Huge cyber attack breaks the internet for millions
HUNDREDS of popular websites were taken offline for hours yesterday after a critical internet point was hit by multiple cyber attacks.
Hackers brought sites including Twitter, eBay and The Telegraph offline for millions of users after targeting Dyn, a New Hampshire-based company responsible for routing internet traffic.
The attacks created blackouts for millions of internet users yesterday afternoon. Nobody claimed responsibility but experts said they were simple enough to have been carried out by an individual teenager.
There was no evidence that any personal data of internet users had been stolen or that individuals’ security had been compromised.
Dyn is one of a handful of “domain name server” (DNS) providers that operate the internet’s address book, ensuring the web addresses people type into their computers make it to the correct website. If the provider goes offline, then computers do not receive directions to a website, meaning they fail to load pages.
A first attack on the company shortly after noon sent websites offline for more than two hours, and a second less than three hours later caused a further outage.
It affected many of the biggest websites in the UK and the US, including several major news outlets, the music service Spotify and Reddit, the social network.
Dyn said the attackers had used a socalled distributed denial of service attack, in which they remotely take control of thousands of unsecure internet routers and computers and flood the target with traffic.
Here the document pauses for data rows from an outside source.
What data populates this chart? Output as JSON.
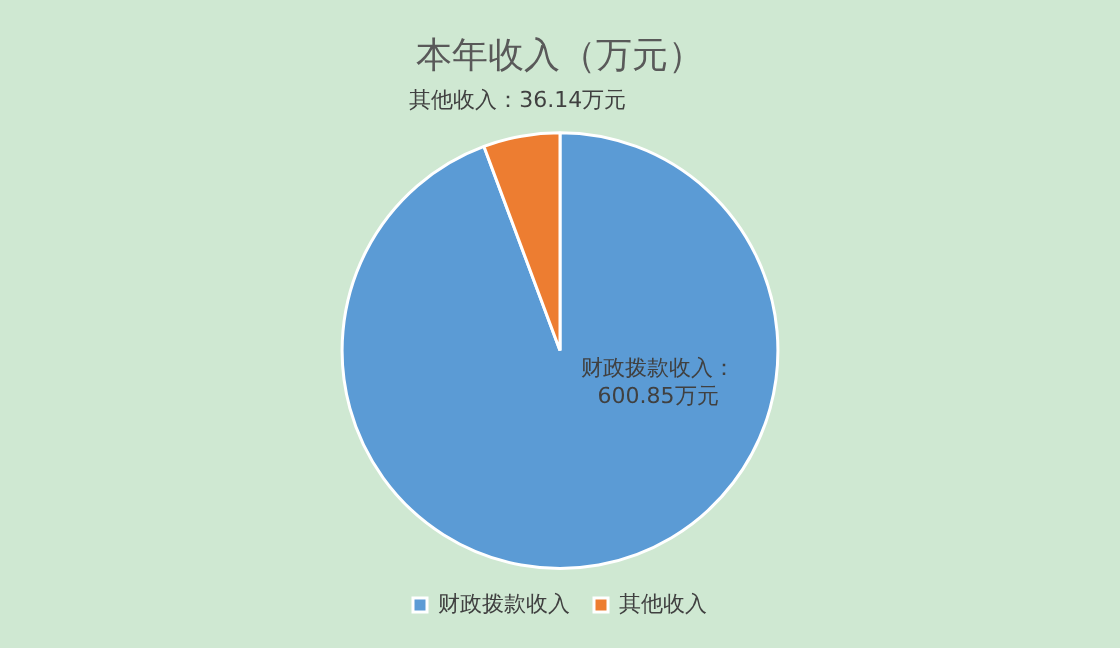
{
  "chart_data": {
    "type": "pie",
    "title": "本年收入（万元）",
    "categories": [
      "财政拨款收入",
      "其他收入"
    ],
    "values": [
      600.85,
      36.14
    ],
    "colors": [
      "#5b9bd5",
      "#ed7d31"
    ],
    "value_labels": [
      "财政拨款收入：600.85万元",
      "其他收入：36.14万元"
    ],
    "legend": "bottom"
  }
}
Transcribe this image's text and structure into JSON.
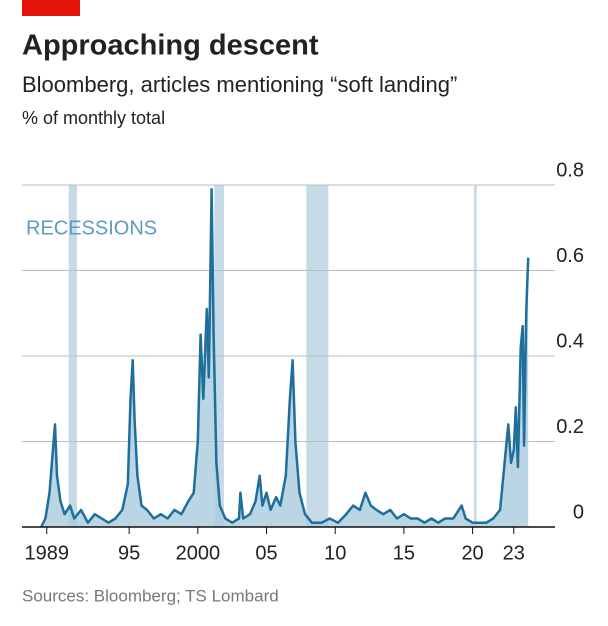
{
  "chart_data": {
    "type": "line",
    "title": "Approaching descent",
    "subtitle": "Bloomberg, articles mentioning “soft landing”",
    "y_label": "% of monthly total",
    "source": "Sources: Bloomberg; TS Lombard",
    "annotation": "RECESSIONS",
    "recessions": [
      [
        1990.6,
        1991.2
      ],
      [
        2001.2,
        2001.9
      ],
      [
        2007.9,
        2009.5
      ],
      [
        2020.1,
        2020.3
      ]
    ],
    "xlim": [
      1987.2,
      2026
    ],
    "ylim": [
      0,
      0.8
    ],
    "xticks": [
      1989,
      {
        "value": 1995,
        "label": "95"
      },
      2000,
      {
        "value": 2005,
        "label": "05"
      },
      {
        "value": 2010,
        "label": "10"
      },
      {
        "value": 2015,
        "label": "15"
      },
      {
        "value": 2020,
        "label": "20"
      },
      {
        "value": 2023,
        "label": "23"
      }
    ],
    "yticks": [
      0,
      0.2,
      0.4,
      0.6,
      0.8
    ],
    "grid": true,
    "series": [
      {
        "name": "soft landing",
        "color": "#1f6e9c",
        "fill": "#a9cadd",
        "x": [
          1988.6,
          1988.9,
          1989.2,
          1989.45,
          1989.6,
          1989.75,
          1990.0,
          1990.3,
          1990.7,
          1991.0,
          1991.5,
          1992.0,
          1992.5,
          1993.0,
          1993.5,
          1994.0,
          1994.5,
          1994.9,
          1995.1,
          1995.26,
          1995.4,
          1995.6,
          1995.9,
          1996.3,
          1996.8,
          1997.3,
          1997.8,
          1998.3,
          1998.8,
          1999.3,
          1999.7,
          2000.0,
          2000.2,
          2000.4,
          2000.65,
          2000.8,
          2001.0,
          2001.15,
          2001.35,
          2001.6,
          2002.0,
          2002.5,
          2003.0,
          2003.1,
          2003.3,
          2003.8,
          2004.2,
          2004.5,
          2004.7,
          2005.0,
          2005.3,
          2005.7,
          2006.0,
          2006.4,
          2006.7,
          2006.9,
          2007.1,
          2007.4,
          2007.8,
          2008.3,
          2009.0,
          2009.6,
          2010.2,
          2010.8,
          2011.3,
          2011.8,
          2012.2,
          2012.6,
          2013.0,
          2013.5,
          2014.0,
          2014.5,
          2015.0,
          2015.5,
          2016.0,
          2016.5,
          2017.0,
          2017.5,
          2018.0,
          2018.6,
          2019.2,
          2019.5,
          2020.0,
          2020.5,
          2021.0,
          2021.5,
          2022.0,
          2022.3,
          2022.6,
          2022.8,
          2023.0,
          2023.15,
          2023.3,
          2023.5,
          2023.65,
          2023.75,
          2023.9,
          2024.05
        ],
        "values": [
          0,
          0.02,
          0.08,
          0.18,
          0.24,
          0.12,
          0.06,
          0.03,
          0.05,
          0.02,
          0.04,
          0.01,
          0.03,
          0.02,
          0.01,
          0.02,
          0.04,
          0.1,
          0.3,
          0.39,
          0.25,
          0.12,
          0.05,
          0.04,
          0.02,
          0.03,
          0.02,
          0.04,
          0.03,
          0.06,
          0.08,
          0.2,
          0.45,
          0.3,
          0.51,
          0.35,
          0.79,
          0.45,
          0.15,
          0.05,
          0.02,
          0.01,
          0.02,
          0.08,
          0.02,
          0.03,
          0.06,
          0.12,
          0.05,
          0.08,
          0.04,
          0.07,
          0.05,
          0.12,
          0.3,
          0.39,
          0.2,
          0.08,
          0.03,
          0.01,
          0.01,
          0.02,
          0.01,
          0.03,
          0.05,
          0.04,
          0.08,
          0.05,
          0.04,
          0.03,
          0.04,
          0.02,
          0.03,
          0.02,
          0.02,
          0.01,
          0.02,
          0.01,
          0.02,
          0.02,
          0.05,
          0.02,
          0.01,
          0.01,
          0.01,
          0.02,
          0.04,
          0.14,
          0.24,
          0.15,
          0.18,
          0.28,
          0.14,
          0.42,
          0.47,
          0.19,
          0.5,
          0.63
        ]
      }
    ]
  }
}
When an internet server is dealing with an overload, it is unable to respond to most normal queries, making it impossible for internet browsers to connect with websites. Attacks on DNS hosts are typically much more effective than targeting a single website because hundreds of sites rely on them to direct traffic.
“DNS providers are central to the operation of the internet,” said Dave Larson, chief technology officer of Corero, an internet security company. “So denial of service attacks targeted specifically against DNS providers can be especially damaging.”
Denial of service attacks are simple but notoriously difficult to defend against, making them a favourite of internet pranksters. Using easily available software, hackers can scan for vulnerable computer systems and turn thousands of them against a single target.
“The relative ease at which [the] attacks are executed suggests that the perpetrators are most likely teenagers looking to cause mischief rather than malicious state sponsored attackers,” said Robert Page, of Redscan, a security testing company.